There are two rooms to this show; one is lined with a display of harnesses and hooks, ikebana-like compositions held together by ropes, Shibari suspension rings, funerary flowers and equestrian halters, each in a tastefully paced color palette. They are visibly used. They are decorative accessories that betray recent pain, restraint, and pleasure. At off-center intervals of the room, two of the rope-ring-harness-hook-compositions are, eerily enough, freestanding. As a whole, they are leveled as instruments of torture, pleasure, and fashion.
In the second room, burnt pieces of bark protrude from the wall, each one mirrored by a 3-D-printed double of its form, and each one overflowing with — unexpectedly — glitter. Like poltergeist hands pushing out of walls, the low-hung pieces stress the surrogacy of their materials: plastic for wood, glitter for ash, and by doing so complicate the casual, sophisticated, finish-fetish read one might have had of this coded show.
It is safe to put these works in conversation with Senga Nengudi’s flesh-colored stockings-and-sand sculptures activated by elaborate pulling and stretching performances, they are sculptures that invoke resistance. Or with Longacre-White’s peer and friend Rachel Foullon’s invented-tools sculptures, which make new, colorful rope, leather, and metal compositions that weaponize art with feminine mystique. In both instances, as in Longacre-White’s sculptures, a series of knots tighten and complicate the individual pieces; a chain reaction of micro-compositions unfold as the viewer approaches the work.

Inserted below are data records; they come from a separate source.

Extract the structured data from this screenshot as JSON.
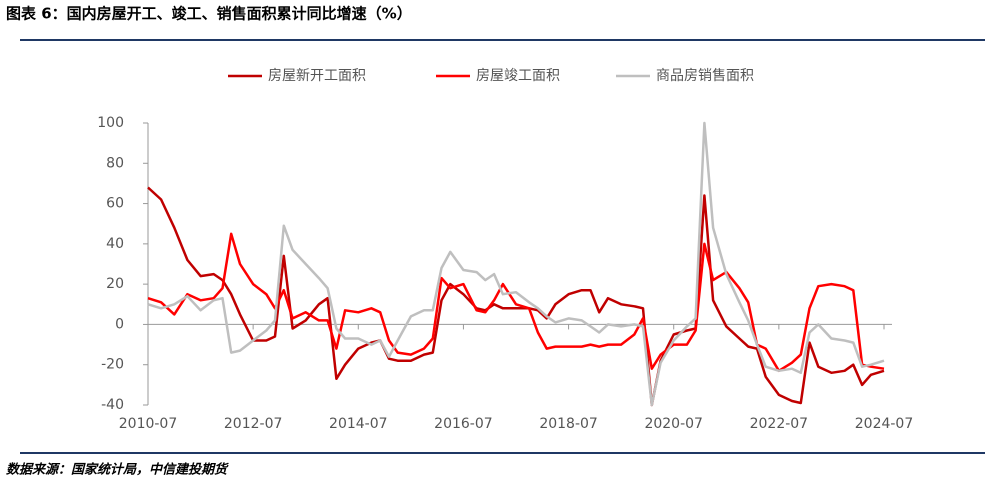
{
  "title": "图表 6：国内房屋开工、竣工、销售面积累计同比增速（%）",
  "source": "数据来源：国家统计局，中信建投期货",
  "chart_data": {
    "type": "line",
    "x": [
      "2010-07",
      "2010-10",
      "2011-01",
      "2011-04",
      "2011-07",
      "2011-10",
      "2011-12",
      "2012-02",
      "2012-04",
      "2012-07",
      "2012-10",
      "2012-12",
      "2013-02",
      "2013-04",
      "2013-07",
      "2013-10",
      "2013-12",
      "2014-02",
      "2014-04",
      "2014-07",
      "2014-10",
      "2014-12",
      "2015-02",
      "2015-04",
      "2015-07",
      "2015-10",
      "2015-12",
      "2016-02",
      "2016-04",
      "2016-07",
      "2016-10",
      "2016-12",
      "2017-02",
      "2017-04",
      "2017-07",
      "2017-10",
      "2017-12",
      "2018-02",
      "2018-04",
      "2018-07",
      "2018-10",
      "2018-12",
      "2019-02",
      "2019-04",
      "2019-07",
      "2019-10",
      "2019-12",
      "2020-02",
      "2020-04",
      "2020-07",
      "2020-10",
      "2020-12",
      "2021-02",
      "2021-04",
      "2021-07",
      "2021-10",
      "2021-12",
      "2022-02",
      "2022-04",
      "2022-07",
      "2022-10",
      "2022-12",
      "2023-02",
      "2023-04",
      "2023-07",
      "2023-10",
      "2023-12",
      "2024-02",
      "2024-04",
      "2024-07"
    ],
    "series": [
      {
        "name": "房屋新开工面积",
        "color": "#c00000",
        "values": [
          68,
          62,
          48,
          32,
          24,
          25,
          22,
          15,
          5,
          -8,
          -8,
          -6,
          34,
          -2,
          2,
          10,
          13,
          -27,
          -20,
          -12,
          -9,
          -8,
          -17,
          -18,
          -18,
          -15,
          -14,
          12,
          20,
          15,
          8,
          7,
          10,
          8,
          8,
          8,
          7,
          3,
          10,
          15,
          17,
          17,
          6,
          13,
          10,
          9,
          8,
          -40,
          -18,
          -5,
          -3,
          -2,
          64,
          12,
          -1,
          -7,
          -11,
          -12,
          -26,
          -35,
          -38,
          -39,
          -9,
          -21,
          -24,
          -23,
          -20,
          -30,
          -25,
          -23
        ]
      },
      {
        "name": "房屋竣工面积",
        "color": "#ff0000",
        "values": [
          13,
          11,
          5,
          15,
          12,
          13,
          18,
          45,
          30,
          20,
          15,
          8,
          17,
          3,
          6,
          2,
          2,
          -12,
          7,
          6,
          8,
          6,
          -8,
          -14,
          -15,
          -12,
          -7,
          23,
          18,
          20,
          7,
          6,
          12,
          20,
          10,
          8,
          -4,
          -12,
          -11,
          -11,
          -11,
          -10,
          -11,
          -10,
          -10,
          -5,
          3,
          -22,
          -15,
          -10,
          -10,
          -3,
          40,
          22,
          26,
          18,
          11,
          -10,
          -12,
          -23,
          -19,
          -15,
          8,
          19,
          20,
          19,
          17,
          -20,
          -21,
          -22
        ]
      },
      {
        "name": "商品房销售面积",
        "color": "#bfbfbf",
        "values": [
          10,
          8,
          10,
          14,
          7,
          12,
          13,
          -14,
          -13,
          -8,
          -3,
          2,
          49,
          37,
          30,
          23,
          18,
          -2,
          -7,
          -7,
          -10,
          -8,
          -16,
          -8,
          4,
          7,
          7,
          28,
          36,
          27,
          26,
          22,
          25,
          15,
          16,
          11,
          8,
          4,
          1,
          3,
          2,
          -1,
          -4,
          0,
          -1,
          0,
          -1,
          -40,
          -19,
          -8,
          -1,
          3,
          100,
          48,
          25,
          11,
          2,
          -10,
          -21,
          -23,
          -22,
          -24,
          -4,
          0,
          -7,
          -8,
          -9,
          -21,
          -20,
          -18
        ]
      }
    ],
    "xticks": [
      "2010-07",
      "2012-07",
      "2014-07",
      "2016-07",
      "2018-07",
      "2020-07",
      "2022-07",
      "2024-07"
    ],
    "ylim": [
      -40,
      100
    ],
    "yticks": [
      -40,
      -20,
      0,
      20,
      40,
      60,
      80,
      100
    ]
  }
}
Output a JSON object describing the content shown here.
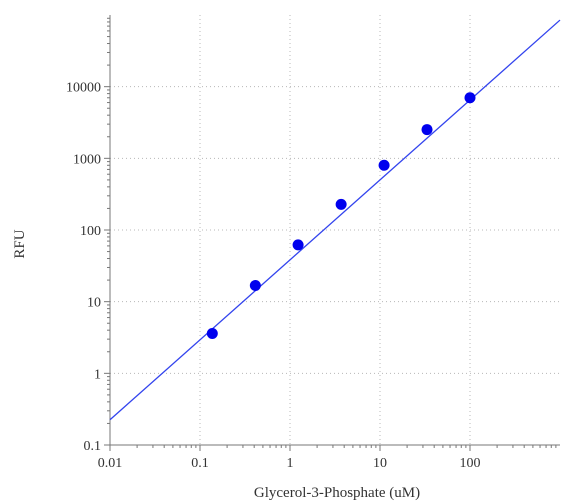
{
  "chart_data": {
    "type": "scatter",
    "title": "",
    "xlabel": "Glycerol-3-Phosphate (uM)",
    "ylabel": "RFU",
    "x_scale": "log",
    "y_scale": "log",
    "xlim": [
      0.01,
      1000
    ],
    "ylim": [
      0.1,
      100000
    ],
    "x_ticks": [
      0.01,
      0.1,
      1,
      10,
      100
    ],
    "x_tick_labels": [
      "0.01",
      "0.1",
      "1",
      "10",
      "100"
    ],
    "y_ticks": [
      0.1,
      1,
      10,
      100,
      1000,
      10000
    ],
    "y_tick_labels": [
      "0.1",
      "1",
      "10",
      "100",
      "1000",
      "10000"
    ],
    "grid": true,
    "legend": "none",
    "series": [
      {
        "type": "scatter",
        "color": "#0000ee",
        "x": [
          0.137,
          0.412,
          1.23,
          3.7,
          11.1,
          33.3,
          100
        ],
        "y": [
          3.6,
          16.8,
          62,
          228,
          800,
          2520,
          7000
        ]
      }
    ],
    "fit_line": {
      "color": "#3344ee",
      "x": [
        0.01,
        1000
      ],
      "y": [
        0.225,
        85000
      ]
    }
  }
}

All this drama, however, is scaled back by a little bit of humor: the sculptures in the exhibition are neutralized by its iodine title, “New Sculptures 2016–17,” and the sex/death/suicide/longing/desire effect is diffused as the viewer remains at a safe “screen distance,” a convention that hearkens to entertainment: leaving us to wonder whether, when forced to contend with these heightened life experiences, art can/should be the illustration of such things, or perhaps embody the tools to achieve the thing itself. In this case, these compositions of weapons and toys are easily both.